No intervention definitively extends transplant-free survival in primary sclerosing cholangitis (PSC). Statins, inhibitors of 3-hydroxy-3-methylglutaryl coenzyme A reductase (HMGCR), may enhance PSC prognosis, but their efficacy is debated. We analyzed HMGCR single-nucleotide polymorphisms from published genome-wide association studies using Mendelian randomization to assess the causal relationship between HMGCR and PSC risk. Effects of HMGCR were compared with proprotein convertase subtilisin kexin 9 (PCSK9) inhibitors, common lipid-lowering drugs, using coronary heart disease risk as a positive control.
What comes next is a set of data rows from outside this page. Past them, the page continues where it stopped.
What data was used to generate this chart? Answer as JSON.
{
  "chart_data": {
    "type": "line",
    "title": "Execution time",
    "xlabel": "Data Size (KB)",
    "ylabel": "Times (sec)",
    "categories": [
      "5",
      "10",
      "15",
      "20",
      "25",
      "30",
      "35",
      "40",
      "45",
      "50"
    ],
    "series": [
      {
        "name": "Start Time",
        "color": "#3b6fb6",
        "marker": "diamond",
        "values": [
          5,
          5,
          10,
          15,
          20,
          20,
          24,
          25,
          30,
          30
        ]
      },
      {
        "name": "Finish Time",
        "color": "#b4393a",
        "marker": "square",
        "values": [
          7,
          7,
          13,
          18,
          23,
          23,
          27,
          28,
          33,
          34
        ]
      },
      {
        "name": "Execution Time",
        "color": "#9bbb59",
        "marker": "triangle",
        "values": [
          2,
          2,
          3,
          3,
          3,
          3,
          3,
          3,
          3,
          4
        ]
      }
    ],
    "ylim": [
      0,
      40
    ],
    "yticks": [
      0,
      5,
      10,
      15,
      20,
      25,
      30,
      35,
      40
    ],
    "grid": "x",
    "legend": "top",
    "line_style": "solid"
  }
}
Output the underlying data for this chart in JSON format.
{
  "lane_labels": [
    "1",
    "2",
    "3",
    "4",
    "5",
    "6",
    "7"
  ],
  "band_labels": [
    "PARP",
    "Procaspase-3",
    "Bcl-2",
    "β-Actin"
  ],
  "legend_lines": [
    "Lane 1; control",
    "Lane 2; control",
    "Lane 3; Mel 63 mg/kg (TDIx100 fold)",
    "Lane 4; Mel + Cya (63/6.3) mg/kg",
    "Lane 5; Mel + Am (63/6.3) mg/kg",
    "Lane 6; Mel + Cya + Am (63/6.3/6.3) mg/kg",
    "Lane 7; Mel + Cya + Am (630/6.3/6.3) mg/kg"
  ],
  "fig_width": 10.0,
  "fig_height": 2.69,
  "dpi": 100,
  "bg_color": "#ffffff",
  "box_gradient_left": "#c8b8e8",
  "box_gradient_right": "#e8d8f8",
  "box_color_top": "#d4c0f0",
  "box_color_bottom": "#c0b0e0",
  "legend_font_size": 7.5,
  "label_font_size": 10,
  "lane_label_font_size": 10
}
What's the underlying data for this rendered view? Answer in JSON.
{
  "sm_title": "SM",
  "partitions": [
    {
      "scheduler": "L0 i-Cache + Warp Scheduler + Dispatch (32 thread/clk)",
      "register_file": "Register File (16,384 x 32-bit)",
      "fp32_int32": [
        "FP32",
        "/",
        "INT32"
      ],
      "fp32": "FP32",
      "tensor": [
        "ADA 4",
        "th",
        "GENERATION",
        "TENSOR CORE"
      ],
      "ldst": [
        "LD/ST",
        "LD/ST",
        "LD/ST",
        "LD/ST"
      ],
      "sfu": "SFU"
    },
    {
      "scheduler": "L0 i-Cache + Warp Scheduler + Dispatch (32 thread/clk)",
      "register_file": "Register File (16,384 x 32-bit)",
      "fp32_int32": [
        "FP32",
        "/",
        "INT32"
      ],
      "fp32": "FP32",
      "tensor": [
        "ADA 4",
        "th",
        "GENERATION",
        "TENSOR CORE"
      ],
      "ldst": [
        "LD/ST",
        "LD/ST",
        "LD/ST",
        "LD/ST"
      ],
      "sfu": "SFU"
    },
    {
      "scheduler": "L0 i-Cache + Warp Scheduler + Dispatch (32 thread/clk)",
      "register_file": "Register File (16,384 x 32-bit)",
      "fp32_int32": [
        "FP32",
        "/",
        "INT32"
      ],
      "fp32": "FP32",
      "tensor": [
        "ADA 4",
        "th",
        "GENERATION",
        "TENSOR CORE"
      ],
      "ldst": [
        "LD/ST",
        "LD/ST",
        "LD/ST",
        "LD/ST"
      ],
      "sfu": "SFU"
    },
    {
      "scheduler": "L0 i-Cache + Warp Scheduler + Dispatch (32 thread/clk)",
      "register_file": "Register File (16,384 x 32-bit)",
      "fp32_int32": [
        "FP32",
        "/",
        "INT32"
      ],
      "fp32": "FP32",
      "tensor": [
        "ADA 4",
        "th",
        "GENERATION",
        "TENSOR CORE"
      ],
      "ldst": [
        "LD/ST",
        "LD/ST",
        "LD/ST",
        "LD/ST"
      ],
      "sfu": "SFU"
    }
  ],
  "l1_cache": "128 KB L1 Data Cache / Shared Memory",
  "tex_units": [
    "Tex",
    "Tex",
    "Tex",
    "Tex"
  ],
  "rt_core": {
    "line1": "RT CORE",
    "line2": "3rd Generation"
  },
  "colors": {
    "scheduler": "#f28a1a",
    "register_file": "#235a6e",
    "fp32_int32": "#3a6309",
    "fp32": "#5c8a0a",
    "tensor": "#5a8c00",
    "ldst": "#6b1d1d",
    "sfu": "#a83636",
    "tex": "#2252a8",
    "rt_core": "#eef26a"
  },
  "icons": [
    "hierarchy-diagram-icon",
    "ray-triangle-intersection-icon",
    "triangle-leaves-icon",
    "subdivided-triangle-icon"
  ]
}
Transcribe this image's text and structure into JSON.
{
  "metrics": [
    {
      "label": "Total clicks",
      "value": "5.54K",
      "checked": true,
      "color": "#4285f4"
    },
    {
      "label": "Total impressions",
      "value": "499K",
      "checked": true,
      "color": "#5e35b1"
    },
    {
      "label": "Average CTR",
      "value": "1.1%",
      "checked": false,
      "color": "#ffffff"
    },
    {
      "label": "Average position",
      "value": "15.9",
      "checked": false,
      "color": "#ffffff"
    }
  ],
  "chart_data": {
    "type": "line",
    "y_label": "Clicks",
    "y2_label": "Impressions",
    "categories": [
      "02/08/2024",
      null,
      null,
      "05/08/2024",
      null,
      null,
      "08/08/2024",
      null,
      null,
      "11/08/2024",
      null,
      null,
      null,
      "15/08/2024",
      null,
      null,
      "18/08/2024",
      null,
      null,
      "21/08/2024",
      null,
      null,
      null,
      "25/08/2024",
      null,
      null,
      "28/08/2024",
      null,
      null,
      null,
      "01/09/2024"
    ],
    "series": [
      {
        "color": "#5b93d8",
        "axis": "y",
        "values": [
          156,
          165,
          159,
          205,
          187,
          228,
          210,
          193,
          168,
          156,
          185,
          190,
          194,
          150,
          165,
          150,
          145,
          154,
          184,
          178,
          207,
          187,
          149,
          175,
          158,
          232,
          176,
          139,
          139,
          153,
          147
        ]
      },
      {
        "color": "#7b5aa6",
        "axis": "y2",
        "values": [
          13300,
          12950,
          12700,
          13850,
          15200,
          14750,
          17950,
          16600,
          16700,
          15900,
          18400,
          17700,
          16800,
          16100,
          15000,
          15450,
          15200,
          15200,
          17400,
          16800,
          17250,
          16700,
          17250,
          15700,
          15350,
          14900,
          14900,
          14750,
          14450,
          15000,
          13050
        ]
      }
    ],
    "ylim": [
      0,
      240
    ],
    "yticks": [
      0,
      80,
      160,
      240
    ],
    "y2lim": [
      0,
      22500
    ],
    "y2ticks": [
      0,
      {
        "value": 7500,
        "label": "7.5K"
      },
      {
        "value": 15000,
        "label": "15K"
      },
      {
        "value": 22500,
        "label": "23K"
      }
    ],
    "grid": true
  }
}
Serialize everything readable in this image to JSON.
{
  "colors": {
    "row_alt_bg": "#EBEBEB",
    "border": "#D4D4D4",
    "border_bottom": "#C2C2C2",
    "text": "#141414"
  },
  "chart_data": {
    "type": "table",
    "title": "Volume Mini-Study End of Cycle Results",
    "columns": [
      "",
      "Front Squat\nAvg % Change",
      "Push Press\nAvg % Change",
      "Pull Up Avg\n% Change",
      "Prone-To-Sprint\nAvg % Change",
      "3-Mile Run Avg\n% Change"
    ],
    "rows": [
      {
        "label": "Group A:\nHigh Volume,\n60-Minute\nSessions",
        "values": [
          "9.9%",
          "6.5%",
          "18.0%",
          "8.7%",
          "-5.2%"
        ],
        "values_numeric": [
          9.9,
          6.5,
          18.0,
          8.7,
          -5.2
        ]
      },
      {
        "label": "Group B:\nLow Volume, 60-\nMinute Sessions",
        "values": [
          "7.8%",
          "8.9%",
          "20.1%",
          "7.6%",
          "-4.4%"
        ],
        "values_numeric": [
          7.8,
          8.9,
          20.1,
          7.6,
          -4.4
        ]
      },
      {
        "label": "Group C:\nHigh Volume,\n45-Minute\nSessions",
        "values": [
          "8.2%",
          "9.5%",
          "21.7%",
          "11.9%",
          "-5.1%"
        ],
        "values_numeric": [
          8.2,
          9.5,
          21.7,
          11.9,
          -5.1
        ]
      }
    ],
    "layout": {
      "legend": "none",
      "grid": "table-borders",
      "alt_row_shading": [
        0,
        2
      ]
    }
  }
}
The inverse-variance weighted (IVW) method was the primary analysis, complemented by the weighted median method. Heterogeneity analysis, examination of horizontal pleiotropy, and leave-one-out sensitivity analysis were conducted for result robustness. Genetically predicted HMGCR exhibited a pronounced detrimental effect on PSC in both the IVW method (odds ratio [OR] [95%] = 2.43 [1.23-4.78], P = 0.010) and the weighted median method (OR [95%] = 2.36 [1.02-5.45], P = 0.044). However, PCSK9 did not reach statistical significance. Moreover, all analyses passed through heterogeneity analysis, horizontal pleiotropy analysis, and leave-one-out sensitivity analysis. This study has confirmed a causal relationship between HMGCR and PSC risk, suggesting statins targeting HMGCR could enhance PSC patient outcomes.